Semistructured interviews were conducted as part of the feasibility RCT in Neno, Malawi to study the use of CGM.29 35 In the RCT, 42 participants were randomised in a 2:1 ratio to either CGM use or usual care.35 Participants in the CGM arm were given Dexcom G6 CGM sensors, transmitters, receivers and solar chargers. Participants in the usual care arm were given SDCheck glucose metres, logbooks and enough test strips to do 1–2 blood glucose tests a day. Health education was provided to all participants and their families. They received training on diabetes management including diabetes symptom recognition, insulin treatment, managing hypoglycaemia, sick day management, blood glucose monitoring, nutritional management, physical activity management and dispelling of myths and false beliefs surrounding diabetes and the device use.29 35 This study was implemented between April 2022 and July 2022. All patients seeking T1D care at either of the PIH-supported MoH hospitals in Neno district were eligible for this study. A purposive sample of five participants in each arm was selected for the qualitative interviews, based on baseline characteristics and willingness to participate. Due to a transcribing error, one person interviewed at baseline was replaced by another at the end of study. We interviewed all five PEN-Plus providers. The 11 participants selected represent approximately a quarter of all participants in the trial. A detailed description on recruitment, participation and study design of the RCT is provided in the protocol paper.29 

### Qualitative approach and research paradigm

This study was conducted utilising an implementation science framework, the Proctor outcomes for implementation research framework, to systematically assess the implementation of our intervention, CGM.36 Following the framework, which includes implementation, services and client outcomes, we crafted our interview tool tailored to the appropriateness and acceptability outcomes. Using these outcomes, we developed interview guides and an analysis framework by adapting Michie’s work on behaviour change.37 38 This approach aims to understand how acceptability and appropriateness can guide an individual’s capability, opportunity and motivation for self-management.

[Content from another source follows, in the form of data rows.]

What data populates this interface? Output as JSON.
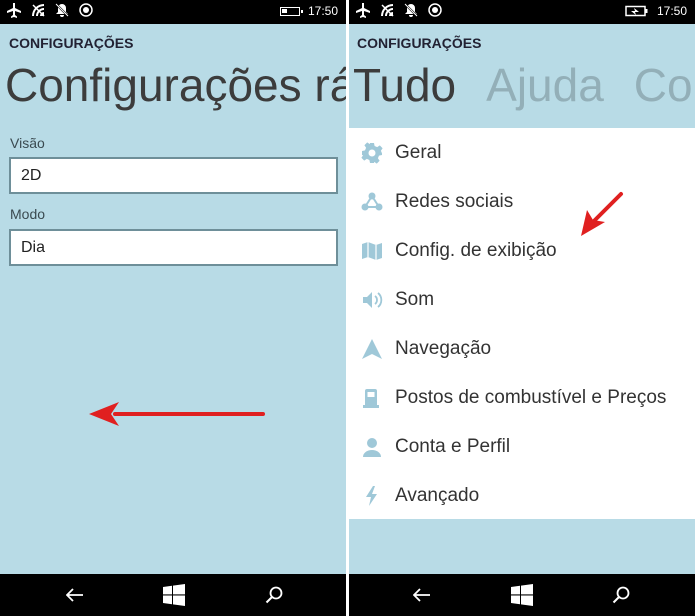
{
  "status_bar": {
    "time": "17:50"
  },
  "left_screen": {
    "app_title": "CONFIGURAÇÕES",
    "pivot_header": "Configurações rá",
    "fields": [
      {
        "label": "Visão",
        "value": "2D"
      },
      {
        "label": "Modo",
        "value": "Dia"
      }
    ]
  },
  "right_screen": {
    "app_title": "CONFIGURAÇÕES",
    "pivot_tabs": [
      {
        "label": "Tudo",
        "active": true
      },
      {
        "label": "Ajuda",
        "active": false
      },
      {
        "label": "Co",
        "active": false
      }
    ],
    "settings_items": [
      {
        "label": "Geral",
        "icon": "gear-icon"
      },
      {
        "label": "Redes sociais",
        "icon": "share-icon"
      },
      {
        "label": "Config. de exibição",
        "icon": "map-icon"
      },
      {
        "label": "Som",
        "icon": "speaker-icon"
      },
      {
        "label": "Navegação",
        "icon": "navigation-arrow-icon"
      },
      {
        "label": "Postos de combustível e Preços",
        "icon": "fuel-pump-icon"
      },
      {
        "label": "Conta e Perfil",
        "icon": "person-icon"
      },
      {
        "label": "Avançado",
        "icon": "lightning-icon"
      }
    ]
  },
  "nav_bar": {
    "icons": [
      "back-arrow-icon",
      "windows-start-icon",
      "search-icon"
    ]
  },
  "colors": {
    "background": "#b8dbe6",
    "list_icon": "#9fc8d8",
    "annotation_arrow": "#e02020"
  }
}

This study was carried out and reported using the Standards for Reporting Qualitative Research (SRQR) reporting guidelines.39 

### Researcher characteristics

The semistructured interview guides were created by Boston-based researchers in collaboration with a Malawi-based research team. The research team also comprises of researchers with personal experience living with T1D, whose unique insights and expertise contributed to a comprehensive understanding of condition and its management throughout the study. Interviews were conducted by Malawi and Boston-based researchers with backgrounds in research, medicine and epidemiology. The first round of participant interviews were conducted by a bilingual nurse trained in qualitative interviewing, and the second round by a trained bilingual researcher proficient in Chichewa and English. Interviews with healthcare providers were conducted through Zoom by a Boston-based researcher who was not involved in clinical care. Having analysed previous research in similar cultural context, analysis was completed by two Boston-based researchers with substantial qualitative background for emerging themes. Weekly meetings were held with Malawi-based researchers working in that specific setting as well as with researchers who are living with T1D to ensure proper understanding of the material.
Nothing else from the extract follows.